Genomic modeling as an approach to identify surrogates for use in experimental validation of SARS-CoV-2 and HuNoVs inactivation by UV-C treatment

Severe Acute Respiratory Syndrome coronavirus-2 (SARS-CoV-2) is responsible for the COVID-19 pandemic that continues to pose significant public health concerns. While research to deliver vaccines and antivirals are being pursued, various effective technologies to control its environmental spread are also being targeted. Ultraviolet light (UV-C) technologies are effective against a broad spectrum of microorganisms when used even on large surface areas. In this study, we developed a pyrimidine dinucleotide frequency based genomic model to predict the sensitivity of select enveloped and non-enveloped viruses to UV-C treatments in order to identify potential SARS-CoV-2 and human noroviruses surrogates. The results revealed that this model was best fitted using linear regression with r²=0.90. The predicted UV-C sensitivity (D₉₀- dose for 90% inactivation) for SARS-CoV-2 and MERS-CoV was found to be 21 and 28 J/m², respectively (with an estimated 18 J/m²as published for SARS-CoV-1), suggesting that coronaviruses are highly sensitive to UV-C light compared to other ssRNA viruses used in this modeling study. Murine hepatitis virus (MHV) A59 strain with a D₉₀of 21 J/m²close to that of SARS-CoV-2 was identified as a suitable surrogate to validate SARS-CoV-2 inactivation by UV-C treatment. Furthermore, the non-enveloped human noroviruses (HuNoVs), had predicted D₉₀values of 69.1, 89 and 77.6 J/m²for genogroups GI, GII and GIV, respectively. Murine norovirus (MNV-1) of GV with a D₉₀= 100 J/m²was identified as a potential conservative surrogate for UV-C inactivation of these HuNoVs.

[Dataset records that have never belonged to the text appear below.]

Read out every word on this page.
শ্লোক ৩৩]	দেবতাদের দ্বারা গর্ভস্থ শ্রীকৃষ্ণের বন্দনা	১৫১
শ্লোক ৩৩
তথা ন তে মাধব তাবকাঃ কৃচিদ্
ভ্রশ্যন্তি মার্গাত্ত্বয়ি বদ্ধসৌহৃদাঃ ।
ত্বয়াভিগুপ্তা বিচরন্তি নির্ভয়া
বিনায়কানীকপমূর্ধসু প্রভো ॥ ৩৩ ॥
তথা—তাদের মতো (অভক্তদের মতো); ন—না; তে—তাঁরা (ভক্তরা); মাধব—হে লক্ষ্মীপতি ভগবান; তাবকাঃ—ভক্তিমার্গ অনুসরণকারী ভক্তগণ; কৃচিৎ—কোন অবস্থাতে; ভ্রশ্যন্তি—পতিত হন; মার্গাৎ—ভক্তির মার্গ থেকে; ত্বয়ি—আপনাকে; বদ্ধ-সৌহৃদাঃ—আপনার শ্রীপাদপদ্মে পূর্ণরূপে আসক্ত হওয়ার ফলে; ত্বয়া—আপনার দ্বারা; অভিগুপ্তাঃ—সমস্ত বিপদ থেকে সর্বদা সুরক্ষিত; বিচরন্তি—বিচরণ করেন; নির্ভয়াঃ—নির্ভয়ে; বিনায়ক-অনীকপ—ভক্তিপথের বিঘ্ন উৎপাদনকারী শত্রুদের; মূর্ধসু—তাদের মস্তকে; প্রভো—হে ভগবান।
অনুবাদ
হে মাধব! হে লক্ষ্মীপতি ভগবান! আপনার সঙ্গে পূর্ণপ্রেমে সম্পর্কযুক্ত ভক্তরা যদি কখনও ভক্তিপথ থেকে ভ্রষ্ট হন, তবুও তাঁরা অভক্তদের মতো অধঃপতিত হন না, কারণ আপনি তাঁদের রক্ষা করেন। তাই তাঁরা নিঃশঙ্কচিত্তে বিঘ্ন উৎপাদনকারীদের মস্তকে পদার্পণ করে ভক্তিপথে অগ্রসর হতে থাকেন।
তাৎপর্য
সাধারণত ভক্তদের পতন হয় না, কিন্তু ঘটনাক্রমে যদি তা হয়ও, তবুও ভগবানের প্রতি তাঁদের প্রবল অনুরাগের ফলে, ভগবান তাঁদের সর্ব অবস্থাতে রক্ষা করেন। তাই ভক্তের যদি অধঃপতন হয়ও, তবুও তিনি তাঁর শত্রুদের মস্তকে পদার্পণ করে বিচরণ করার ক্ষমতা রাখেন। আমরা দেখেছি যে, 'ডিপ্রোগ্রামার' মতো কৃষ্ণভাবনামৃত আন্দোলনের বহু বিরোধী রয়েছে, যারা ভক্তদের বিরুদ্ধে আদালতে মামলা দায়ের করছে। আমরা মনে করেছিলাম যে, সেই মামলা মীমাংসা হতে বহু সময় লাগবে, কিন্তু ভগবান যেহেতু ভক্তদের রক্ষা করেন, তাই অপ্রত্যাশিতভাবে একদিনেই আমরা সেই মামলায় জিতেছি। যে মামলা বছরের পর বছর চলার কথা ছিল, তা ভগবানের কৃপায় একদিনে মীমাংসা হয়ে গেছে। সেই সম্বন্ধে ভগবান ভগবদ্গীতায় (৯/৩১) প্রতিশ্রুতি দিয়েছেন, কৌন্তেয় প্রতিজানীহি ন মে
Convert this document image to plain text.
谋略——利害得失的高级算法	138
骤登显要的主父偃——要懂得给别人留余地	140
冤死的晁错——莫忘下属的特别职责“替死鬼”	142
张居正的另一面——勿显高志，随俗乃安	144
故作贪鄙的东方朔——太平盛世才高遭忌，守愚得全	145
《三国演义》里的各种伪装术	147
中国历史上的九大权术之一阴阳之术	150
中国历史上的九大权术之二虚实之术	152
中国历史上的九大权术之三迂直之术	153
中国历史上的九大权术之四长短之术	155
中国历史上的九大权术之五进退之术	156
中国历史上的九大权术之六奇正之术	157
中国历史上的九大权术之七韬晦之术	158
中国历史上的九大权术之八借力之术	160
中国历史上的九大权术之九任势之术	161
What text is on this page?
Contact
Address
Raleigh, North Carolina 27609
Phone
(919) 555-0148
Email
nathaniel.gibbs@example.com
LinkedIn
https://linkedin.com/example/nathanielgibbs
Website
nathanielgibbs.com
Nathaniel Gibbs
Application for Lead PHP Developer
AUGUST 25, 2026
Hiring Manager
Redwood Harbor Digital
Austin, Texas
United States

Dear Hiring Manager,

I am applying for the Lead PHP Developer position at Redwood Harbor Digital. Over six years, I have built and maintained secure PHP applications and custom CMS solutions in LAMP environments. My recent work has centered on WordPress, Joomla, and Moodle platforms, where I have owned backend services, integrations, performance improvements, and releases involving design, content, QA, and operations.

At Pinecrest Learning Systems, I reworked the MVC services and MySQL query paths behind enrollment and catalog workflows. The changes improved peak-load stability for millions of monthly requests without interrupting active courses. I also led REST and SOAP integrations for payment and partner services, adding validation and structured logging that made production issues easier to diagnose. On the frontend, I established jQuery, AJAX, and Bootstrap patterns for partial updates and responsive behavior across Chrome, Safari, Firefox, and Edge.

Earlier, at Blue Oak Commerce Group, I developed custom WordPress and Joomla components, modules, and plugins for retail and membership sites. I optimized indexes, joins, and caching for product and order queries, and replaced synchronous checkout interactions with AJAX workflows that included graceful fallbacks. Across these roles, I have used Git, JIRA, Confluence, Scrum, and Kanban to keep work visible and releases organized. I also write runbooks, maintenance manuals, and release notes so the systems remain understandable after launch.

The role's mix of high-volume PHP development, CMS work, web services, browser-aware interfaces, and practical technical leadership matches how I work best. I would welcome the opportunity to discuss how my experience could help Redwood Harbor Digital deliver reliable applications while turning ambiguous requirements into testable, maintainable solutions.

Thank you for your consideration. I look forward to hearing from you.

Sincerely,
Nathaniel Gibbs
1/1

This study provides useful insights for the identification of potential nonpathogenic surrogates to understand inactivation kinetics and their use in experimental validation of UV-C disinfection systems. This approach can be used to narrow the number of surrogates used in testing UV-C inactivation of other human and animal ssRNA viral pathogens for experimental validation that can save cost, labor and time.